Captain Gervasio’s Family (2012) by Kasper Akhøj and Tamar Guimaraes is a silent black and white portrait of a Spiritist community in Palmelo, a small town in the interior of Brazil. It’s a town of 2000 inhabitants, half of whom are psychic mediums. The film refers to a map drawn by a Spiritist woman in Palmelo, charting twenty astral cities hovering above the whole of the Brazilian territory. Cities ‘like those on earth, but infinitely more perfect’. These astral cities are a splendid vision of modernity and a utopia of continuous progress and urbanisation. With their qualities as medium the community living in Palmelo shows projections of a city yet to be; it shows an alternative way to imagine the city.
For his works presented in The Documentary, Otto Berchem used existing photographs of revolts and protests and colored parts of these photographs in accordance with his color alphabet. In the creation of this alphabet, Berchem became inspired by the writings of Jorge Adoum and the medical condition of Synesthesia, where one for example sees colors when reading letters or hearing music. Through this investigation, Berchem developed his own alphabet of designated colors. This results in a series of work reviewing iconic images and creating his own documents by strategically deleting pre-existing meanings and slogans, and replacing them with his interpretation of reality.
The scripted performance The artist without works, Berlin (2008) by Dora García will be on display, consisting of a script, a picture and newspaper articles. The performance itself consisted of a guided tour in the museum, and is about an artist that refuses to produce anything. The tour-guide speaks about this artist but at the same time is not informing the visitors about anything. The public is left empty-handed because all materiality seems to be evacuated from the situation. What will happen if the supposedly active element, the work of the artist, is eliminated from the formula? What will happen to the elements that are left: the museum as context, the expectations of the public, the verdict afterwards, and other unwritten rules of contemporary art?

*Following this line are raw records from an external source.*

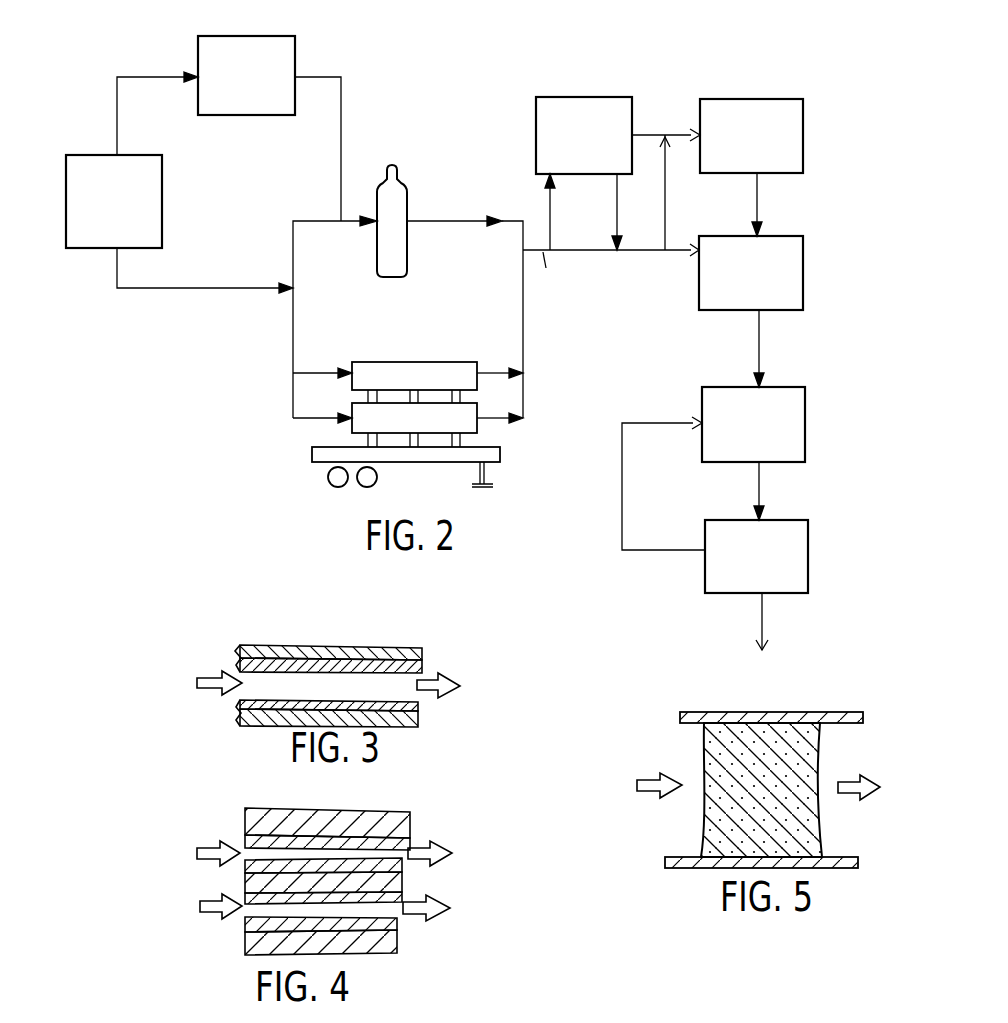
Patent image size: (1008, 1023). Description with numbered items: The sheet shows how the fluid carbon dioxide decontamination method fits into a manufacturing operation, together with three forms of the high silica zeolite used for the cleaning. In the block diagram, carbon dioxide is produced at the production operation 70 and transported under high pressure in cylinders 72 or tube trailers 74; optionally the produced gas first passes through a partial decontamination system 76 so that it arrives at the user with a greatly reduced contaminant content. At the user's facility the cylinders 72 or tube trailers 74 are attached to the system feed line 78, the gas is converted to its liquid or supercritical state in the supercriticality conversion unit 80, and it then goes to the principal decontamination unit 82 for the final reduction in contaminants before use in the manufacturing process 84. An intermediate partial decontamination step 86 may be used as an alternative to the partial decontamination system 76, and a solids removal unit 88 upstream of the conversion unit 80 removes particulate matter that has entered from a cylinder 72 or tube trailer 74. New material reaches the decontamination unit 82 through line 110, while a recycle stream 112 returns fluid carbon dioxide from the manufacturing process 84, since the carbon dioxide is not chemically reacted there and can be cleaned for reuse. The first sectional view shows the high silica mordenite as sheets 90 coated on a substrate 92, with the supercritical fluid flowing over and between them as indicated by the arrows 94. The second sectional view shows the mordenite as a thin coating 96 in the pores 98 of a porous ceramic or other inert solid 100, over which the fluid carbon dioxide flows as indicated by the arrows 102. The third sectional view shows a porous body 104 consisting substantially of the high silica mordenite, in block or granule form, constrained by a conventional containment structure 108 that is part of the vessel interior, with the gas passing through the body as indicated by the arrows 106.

In FIG. 2, the carbon dioxide production operation 70 is at (162, 190).
In FIG. 2, the cylinders 72 is at (407, 197).
In FIG. 2, the tube trailers 74 is at (435, 360).
In FIG. 2, the partial decontamination system 76 is at (253, 35).
In FIG. 2, the system feed line 78 is at (547, 276).
In FIG. 2, the supercriticality conversion unit 80 is at (803, 292).
In FIG. 2, the decontamination unit 82 is at (805, 415).
In FIG. 2, the manufacturing process 84 is at (808, 550).
In FIG. 2, the intermediate partial decontamination step 86 is at (585, 97).
In FIG. 2, the solids removal unit 88 is at (803, 128).
In FIG. 3, the sheets 90 is at (297, 664).
In FIG. 3, the substrate 92 is at (357, 653).
In FIG. 3, the arrows 94 is at (216, 677).
In FIG. 4, the thin coating 96 is at (378, 820).
In FIG. 4, the pores 98 is at (297, 852).
In FIG. 4, the porous inert solid 100 is at (347, 815).
In FIG. 4, the arrows 102 is at (200, 903).
In FIG. 5, the zeolite body 104 is at (813, 750).
In FIG. 5, the arrows 106 is at (655, 785).
In FIG. 5, the containment structure 108 is at (782, 712).
In FIG. 2, the line 110 is at (762, 352).
In FIG. 2, the recycle stream 112 is at (622, 493).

Starhawk! the musical by Maria Pask, is a musical realised with art academy students around the themes of spiritual and political activism. Interested in alternative concepts of life style and community organization, Pask chooses to focus on the existing personality of Starhawk. Starhawk is a real person in her fifties, an ecotopian and feminist activist based in San Francisco. The musical, in fact, evolves through a series of workshops Pask develops with students who have applied to participate by answering the ads she spread around the academy in search of the cast (“WANTED! Enthusiastic student to work on developing a musical score for an art project.”). In four acts – ‘Beginning,’ ‘Direction,’ ‘Teaching,’ and ‘Witness’ – and a number of scenes the students are free to reinterpret and improvise the script according to their own interests, knowledge, experiences, fantasies, and artistic convictions. There is no distinction between the rehearsals and performances themselves: the camera is the audience that is permanently present, registering all stages of the development.

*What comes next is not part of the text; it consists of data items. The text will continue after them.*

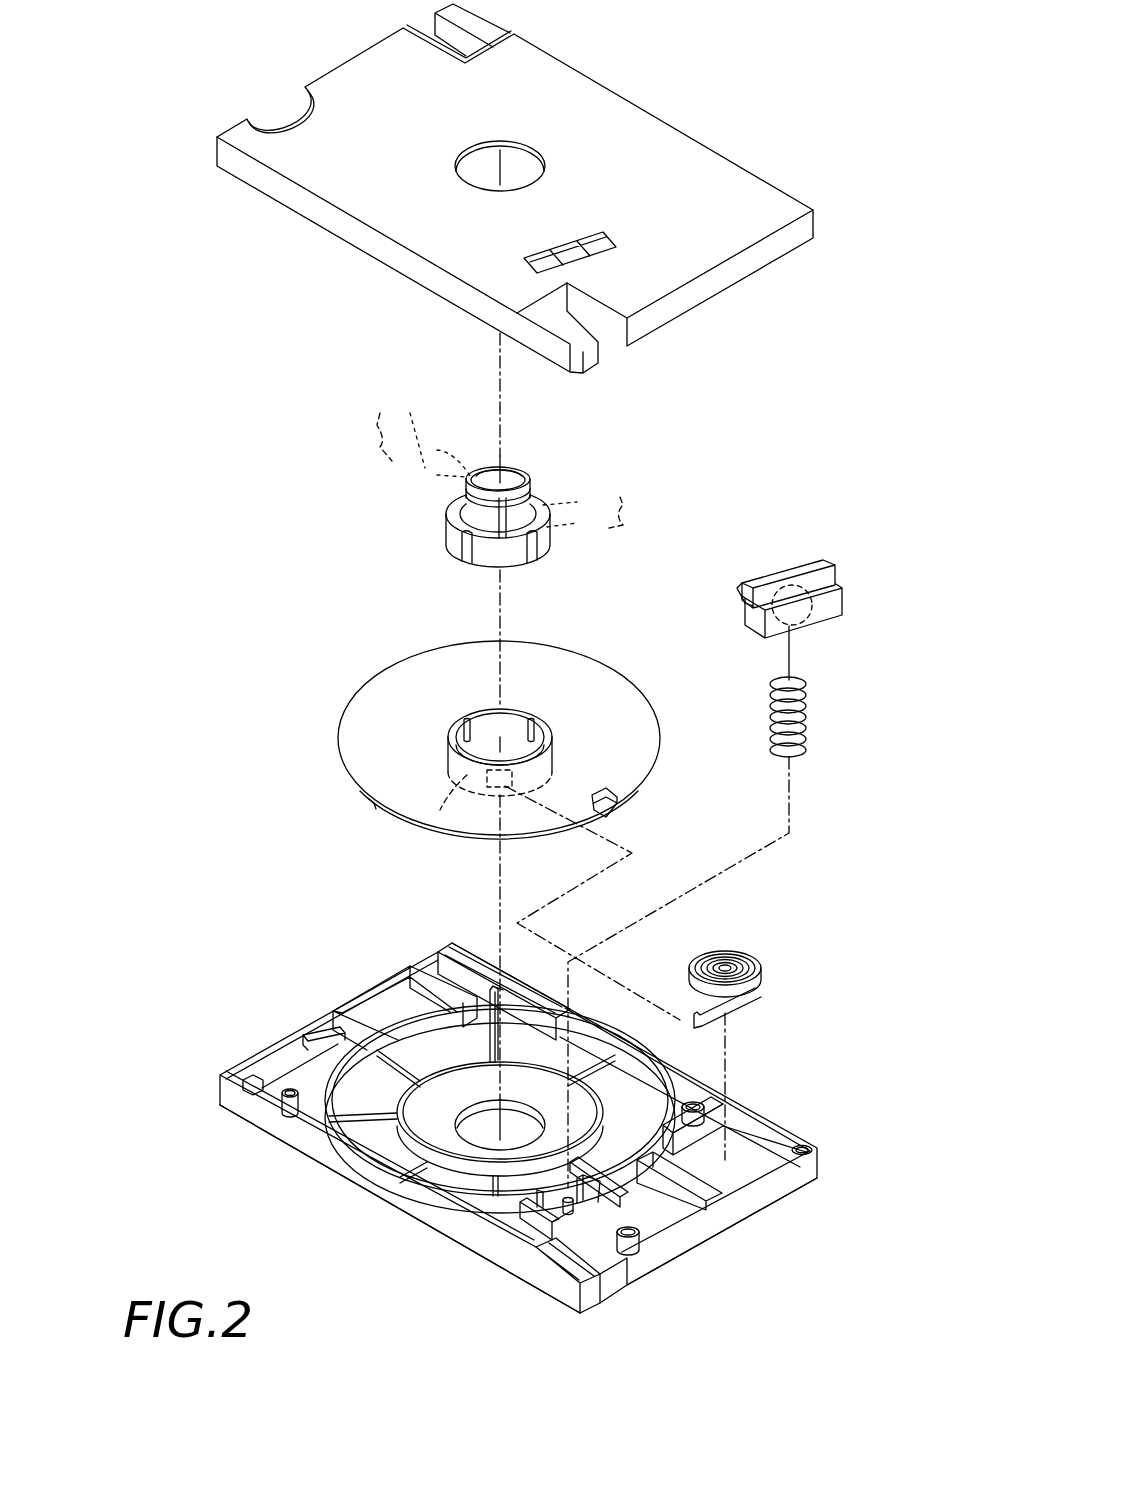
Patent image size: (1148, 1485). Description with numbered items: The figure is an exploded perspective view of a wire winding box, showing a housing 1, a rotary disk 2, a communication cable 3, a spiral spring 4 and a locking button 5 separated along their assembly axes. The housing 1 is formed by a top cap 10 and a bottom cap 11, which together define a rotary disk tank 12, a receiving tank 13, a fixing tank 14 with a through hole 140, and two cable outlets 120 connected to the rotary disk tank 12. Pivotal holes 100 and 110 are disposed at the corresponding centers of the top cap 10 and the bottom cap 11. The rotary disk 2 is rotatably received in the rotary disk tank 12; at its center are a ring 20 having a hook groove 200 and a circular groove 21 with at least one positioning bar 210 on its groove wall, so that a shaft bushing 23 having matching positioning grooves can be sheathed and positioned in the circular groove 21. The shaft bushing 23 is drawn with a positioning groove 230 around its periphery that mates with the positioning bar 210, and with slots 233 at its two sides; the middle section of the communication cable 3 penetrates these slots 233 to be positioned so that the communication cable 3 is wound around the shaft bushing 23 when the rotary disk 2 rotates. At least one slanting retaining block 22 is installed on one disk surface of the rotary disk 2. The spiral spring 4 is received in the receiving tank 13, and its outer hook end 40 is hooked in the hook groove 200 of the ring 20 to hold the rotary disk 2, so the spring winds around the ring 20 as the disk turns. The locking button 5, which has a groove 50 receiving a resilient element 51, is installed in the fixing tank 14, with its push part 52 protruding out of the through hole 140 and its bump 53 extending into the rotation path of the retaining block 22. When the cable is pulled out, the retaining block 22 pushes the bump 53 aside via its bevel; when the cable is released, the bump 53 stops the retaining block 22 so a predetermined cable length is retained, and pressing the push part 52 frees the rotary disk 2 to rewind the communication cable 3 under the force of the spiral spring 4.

The housing 1 is at (270, 1040).
The top cap 10 is at (402, 217).
The pivotal hole 100 is at (530, 148).
The through hole 140 is at (565, 247).
The bottom cap 11 is at (410, 1207).
The pivotal hole 110 is at (490, 1140).
The rotary disk tank 12 is at (368, 1152).
The cable outlets 120 is at (433, 967).
The receiving tank 13 is at (763, 1157).
The fixing tank 14 is at (527, 1230).
The rotary disk 2 is at (357, 738).
The ring 20 is at (440, 810).
The hook groove 200 is at (490, 782).
The circular groove 21 is at (487, 718).
The positioning bar 210 is at (460, 722).
The slanting retaining block 22 is at (377, 809).
The shaft bushing 23 is at (512, 474).
The notches of knob 230 is at (467, 549).
The slots 233 is at (503, 518).
The communication cable 3 is at (412, 404).
The spiral spring 4 is at (742, 960).
The outer hook end 40 is at (727, 1010).
The locking button 5 is at (832, 607).
The groove 50 is at (798, 624).
The resilient element 51 is at (810, 717).
The push part 52 is at (822, 570).
The bump 53 is at (742, 591).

In her work The Internationale, Susan Philipsz displaces the song “The Internationale” from its time, by using her own voice. She mixes the song into a different space, this time the exhibition space of Ellen de Bruijne PROJECTS. “The Internationale” (French: “L’Internationale”) is a widely sung left-wing anthem. It has been one of the most recognizable and popular songs of the socialist movement since the late 19th century, when the Second International (now the Socialist International) adopted it as its official anthem. The title arises from the “First International”, an alliance of socialist parties formed by Marx and Engels, who held a congress in 1864. By displacing this song, Philipsz poses the following question: what remains of this widely known song when it is played in a different context (a gallery space) and how does this song change this context?
Image: Kasper Akhøj and Tamar Guimaraes. Captain Gervasio’s Family (2012). 16mm film, 14 minutes, silent.